The EMS is constructed of various metals, including cobalt alloys (Wallstent, Schneider, Minneapolis, MN), stainless steel (Gianturco, Cook, Bloomington, IN), and a nickel-titanium alloy referred to as nitinol (Esophacoil, Medtronic, Minneapolis, MN; Ultraflex, Microvasive, Natick, MA). These materials are resistant to corrosion and biologically inert. The wire stents can be woven (Wallstent), knitted (Ultraflex), or bent into a zigzag (Gianturco) or coil (Esophacoil) configuration. The stent design influences its retraction (i.e., shortening) properties. Retraction percentage is higher with the coil than with the zigzag configuration.
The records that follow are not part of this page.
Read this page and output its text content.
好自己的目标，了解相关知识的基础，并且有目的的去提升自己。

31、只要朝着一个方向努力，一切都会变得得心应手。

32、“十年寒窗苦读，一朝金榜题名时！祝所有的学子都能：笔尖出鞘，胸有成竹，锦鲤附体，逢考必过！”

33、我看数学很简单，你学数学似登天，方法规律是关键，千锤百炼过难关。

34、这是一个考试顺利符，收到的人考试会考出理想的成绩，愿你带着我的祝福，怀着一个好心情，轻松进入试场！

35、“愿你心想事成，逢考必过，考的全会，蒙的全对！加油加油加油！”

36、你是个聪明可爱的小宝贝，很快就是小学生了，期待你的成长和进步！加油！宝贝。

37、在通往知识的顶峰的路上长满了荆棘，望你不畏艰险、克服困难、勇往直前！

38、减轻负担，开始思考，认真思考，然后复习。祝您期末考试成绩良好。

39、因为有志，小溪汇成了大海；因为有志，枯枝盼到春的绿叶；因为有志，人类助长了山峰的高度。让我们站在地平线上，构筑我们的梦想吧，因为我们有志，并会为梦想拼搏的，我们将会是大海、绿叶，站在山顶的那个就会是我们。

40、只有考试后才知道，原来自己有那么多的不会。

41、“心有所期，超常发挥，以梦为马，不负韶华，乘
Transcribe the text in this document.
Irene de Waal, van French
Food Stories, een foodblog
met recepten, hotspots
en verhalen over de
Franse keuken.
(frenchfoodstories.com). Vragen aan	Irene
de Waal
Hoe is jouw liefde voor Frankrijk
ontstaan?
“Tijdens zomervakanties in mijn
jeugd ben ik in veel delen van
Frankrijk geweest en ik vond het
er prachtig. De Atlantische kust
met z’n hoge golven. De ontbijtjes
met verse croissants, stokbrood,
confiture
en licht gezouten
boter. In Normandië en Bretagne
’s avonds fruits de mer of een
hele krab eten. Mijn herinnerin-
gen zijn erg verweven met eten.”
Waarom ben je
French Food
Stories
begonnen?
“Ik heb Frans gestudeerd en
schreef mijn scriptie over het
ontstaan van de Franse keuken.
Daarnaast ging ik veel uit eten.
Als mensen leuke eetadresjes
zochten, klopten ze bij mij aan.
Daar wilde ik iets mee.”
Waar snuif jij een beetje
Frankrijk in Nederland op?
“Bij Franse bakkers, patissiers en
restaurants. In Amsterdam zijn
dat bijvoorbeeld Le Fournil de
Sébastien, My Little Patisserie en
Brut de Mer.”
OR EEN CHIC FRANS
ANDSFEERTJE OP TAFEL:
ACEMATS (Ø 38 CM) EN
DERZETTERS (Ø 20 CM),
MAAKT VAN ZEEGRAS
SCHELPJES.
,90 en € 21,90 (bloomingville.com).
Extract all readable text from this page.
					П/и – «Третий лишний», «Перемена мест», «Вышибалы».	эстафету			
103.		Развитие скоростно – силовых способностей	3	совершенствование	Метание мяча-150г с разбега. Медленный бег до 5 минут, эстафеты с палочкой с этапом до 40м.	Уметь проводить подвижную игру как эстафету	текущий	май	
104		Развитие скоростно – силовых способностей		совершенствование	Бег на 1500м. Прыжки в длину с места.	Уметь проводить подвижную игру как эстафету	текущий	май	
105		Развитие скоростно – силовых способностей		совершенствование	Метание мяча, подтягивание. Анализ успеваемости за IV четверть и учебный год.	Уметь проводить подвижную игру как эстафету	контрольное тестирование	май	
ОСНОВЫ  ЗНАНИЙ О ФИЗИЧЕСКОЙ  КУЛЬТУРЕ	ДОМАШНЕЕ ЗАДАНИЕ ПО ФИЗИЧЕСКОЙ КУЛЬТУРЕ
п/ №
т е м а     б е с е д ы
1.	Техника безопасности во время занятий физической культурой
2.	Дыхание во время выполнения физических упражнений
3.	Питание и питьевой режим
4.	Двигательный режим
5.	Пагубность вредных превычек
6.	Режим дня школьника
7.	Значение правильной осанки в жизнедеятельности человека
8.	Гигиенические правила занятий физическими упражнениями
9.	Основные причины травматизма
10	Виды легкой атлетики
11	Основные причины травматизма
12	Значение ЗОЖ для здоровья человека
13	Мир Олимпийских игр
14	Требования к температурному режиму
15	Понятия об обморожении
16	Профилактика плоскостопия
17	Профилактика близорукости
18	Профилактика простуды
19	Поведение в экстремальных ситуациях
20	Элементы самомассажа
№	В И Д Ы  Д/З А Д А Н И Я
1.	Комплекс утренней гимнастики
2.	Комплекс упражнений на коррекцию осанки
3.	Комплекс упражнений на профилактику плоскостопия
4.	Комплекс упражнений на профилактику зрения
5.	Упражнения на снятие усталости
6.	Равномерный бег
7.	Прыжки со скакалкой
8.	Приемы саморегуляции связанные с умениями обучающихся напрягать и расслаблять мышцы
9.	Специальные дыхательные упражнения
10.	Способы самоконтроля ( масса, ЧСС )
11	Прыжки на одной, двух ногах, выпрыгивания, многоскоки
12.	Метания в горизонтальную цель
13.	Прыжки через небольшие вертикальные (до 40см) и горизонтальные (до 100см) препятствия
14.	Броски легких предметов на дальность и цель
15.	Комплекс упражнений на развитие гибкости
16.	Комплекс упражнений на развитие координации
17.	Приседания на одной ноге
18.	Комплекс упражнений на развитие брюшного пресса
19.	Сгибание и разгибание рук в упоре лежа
The shape-memory characteristics of these metals and metal alloys permit the stent to reexpand to its original tubular shape even after it has been compressed into a delivery system. The available systems include stents that can be deployed from the proximal end, the center, or the distal end. Proximal delivery is better suited for proximal strictures, whereas distal delivery is more suitable for obstructions located close to the gastroesophageal junction.
The EMS also can be partially covered with polyurethane or silicone. Covered designs help to reduce tumor ingrowth but also increase the risk of migration. Of note, covered stents have properties especially suited for the management of tracheoesophageal fistulas.2 The wide range of available diameters and lengths permits use of the EMS for most esophageal lesions.
A recent innovation in stent technology is the self-expanding plastic stent (Polyflex Esophageal Stent, Boston Scientific, Natick, MA). As with the EMS, these stents can be placed without need for aggressive predilation. However, the self-expanding plastic stent also can be removed because there is no tissue ingrowth, and it is therefore preferred for benign strictures. The self-expanding plastic stent also may be considered for patients receiving chemotherapy and radiation, where it may be possible to remove the stent at the end of therapy. The self-expanding plastic stent does, however, suffer from an increased migration rate (up to 25%).3
PDT operates on the following basic principle: A photosensitive substance is injected that accumulates in target cells of the host tumor. This photosensitizing substance, when activated by light of a specific spectrum, causes selective tissue destruction (apoptosis). Photosensitizers used in surgical practice include purified hematoporphyrin derivatives [porfimer sodium (Photofrin), Axcan Scandipharm, Birmingham, AL], chlorines [Temoporfin, or m-tetrahydroxyphenyl chlorine (m-THPC)], and 5-aminolaevulinic acid (5-ALA). Optimal wavelengths of light absorption are 630 nm for porfimer sodium and 5-ALA and 652 nm for m-THPC. Currently, Photofrin is the only photosensitizer approved by the Food and Drug Administration for esophageal cancer and high-grade dysplasia of the esophagus.
Photosensitizers accumulate in all cells of the body. However, after 1–4 days, higher concentrations are found within tumor cells and in the interstitium of the tumor mass. Altered lymphatic drainage, neovascularization, and increased cellular proliferation are some of the mechanisms hypothesized to be responsible for this phenomenon. Laser light delivered directly to cancer cells that harbor the photosensitizer triggers a series of events culminating in cell destruction. When cells are bombarded with photons of a wavelength specific to the photosensitizer, the absorbed energy acts as a catalyst to the formation of highly reactive oxygen species (e.g., superoxide anions, peroxide anions, and singlet oxygen). The primary targets of photodamage are cellular membranes, amino acids, and nucleosides. Unlike the more commonly used thermal lasers, PDT uses a nonthermal laser consisting essentially of a wavelength of light that is specific to the photosensitizer (e.g., 630 nm for Photofrin). Since thermal energy is not used with this therapy, the risk of perforation is lower than with traditional thermal laser technique.